立っていても眠気は治らなかった。暇つぶしにスマートフォンを見ると、1件、メッセージアプリの通知が入っていることに気付いた。
それが平良からだと分かった瞬間、一気に目が覚めた。すぐにメッセージを確認した。
『こんばんは、夜遅くにすみません。地元のお土産を買ってきたので、渡したいのですが、明日の夜はお時間ありますか? ついでに飯でも、と思ったのですが、どうでしょうか?』
『明日オッケーです! お土産ありがとう、楽しみにしています』
考えるより前に返信していた。自分から送る時はあんなに時間がかかるのに、すぐに返信できてしまうのはなぜだろうか。
明日オッケー、と言いつつも、1日オフィスで仕事をすることになっている。休日出勤なので、そんなに遅くなることはないと思うが、念のため早めに出勤しておこう。
憂鬱な土曜日だったはずが、平良のメッセージのおかげで憂鬱ではなくなった。久々に平良と顔を合わせるのが楽しみで仕方がない。
それに、お土産を買ってきてくれるような立ち位置にいることが分かった。暇つぶし相手にわざわざお土産は買わないだろう。平良の中で楢崎の立ち位置は、それ以上だということを確信した。
*
次の日の土曜日。
普段より2時間ほど早く出勤して、昼休みもコンビニおにぎり片手に仕事をこなし、なんとか定時に仕事を終えた。疲れたが、これから平良に会えると思うとその疲れも大したものに感じない。体は多少重いが、心は羽が生えたように軽かった。
待ち合わせ場所は、いつもと同じで楢崎の家の最寄駅。楢崎が駅に着くと、もうすでに平良が改札の前に立って待っていた。
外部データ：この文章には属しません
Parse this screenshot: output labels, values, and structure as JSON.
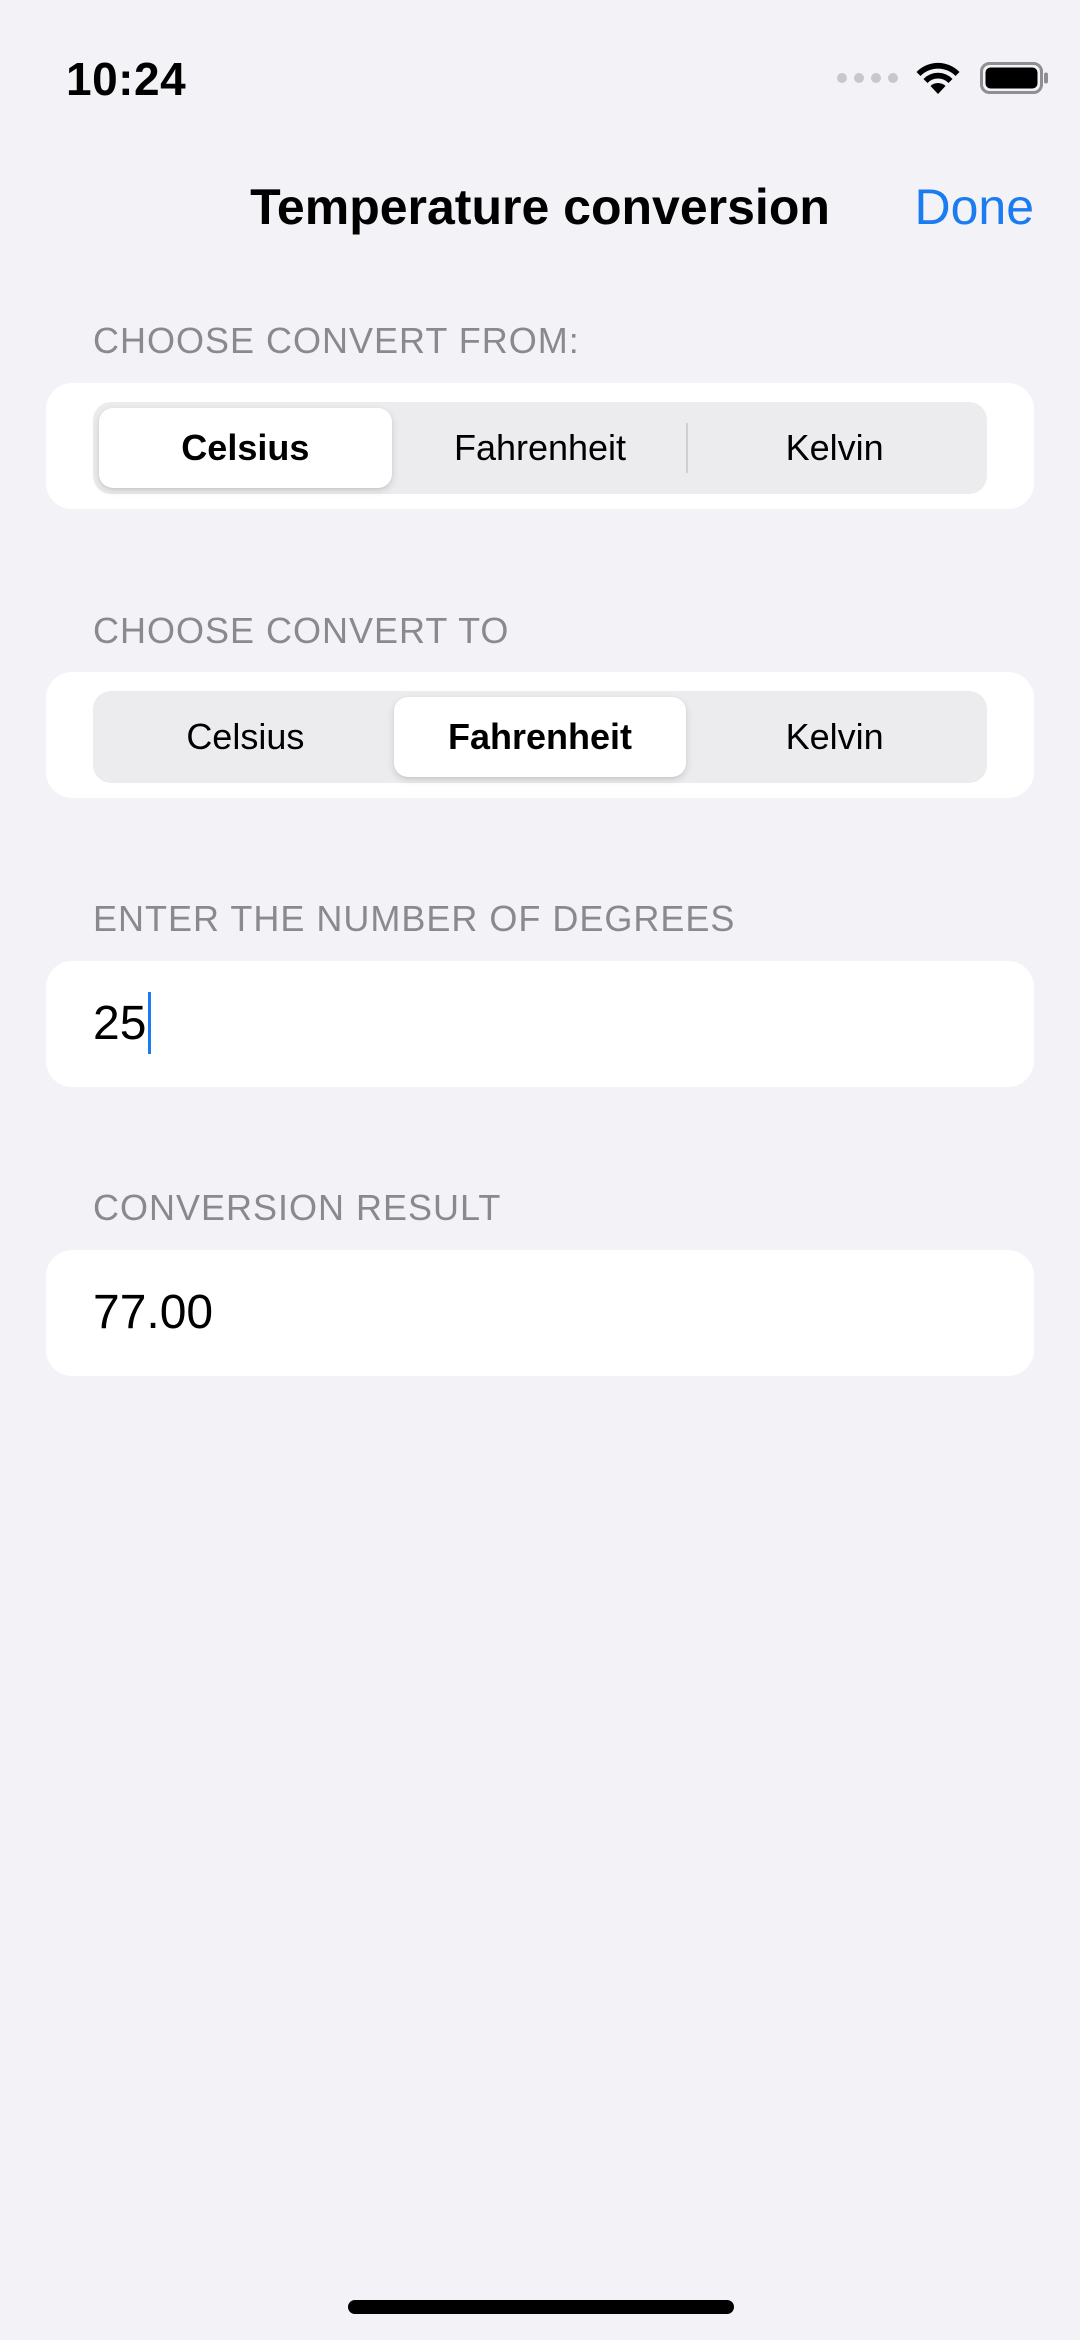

もう春なので、フカフカのダウンコートは着ていない。丈が短めの春用コートを羽織っていた。よく見るニット帽も被っておらず、今日はキャップだった。一本に結んだ髪が、帽子の下からぴょんと出ていて尻尾みたいだなと思った。もこもこしたダウンコート姿はすごく可愛かったが、これもこれですごく似合っていて可愛い。
「ごめん、平良くん! お待たせ!」
「あっ、楢崎さん! こんばんは」
楢崎を見つけた瞬間、ぱあっと顔を明るくさせた平良。それを見て、本当に今日がんばって来てよかったと思った。
「あれ、今日仕事だったんですね……すみません、忙しいときに」
「ううん、全然平気だよ」
——君の顔を見たら疲れなんて吹っ飛んでいったよ。
ちょっとくらい気障なことが言えたらいいのだが、そんなセリフは死んでも言えないのでそっと胸にしまっておく。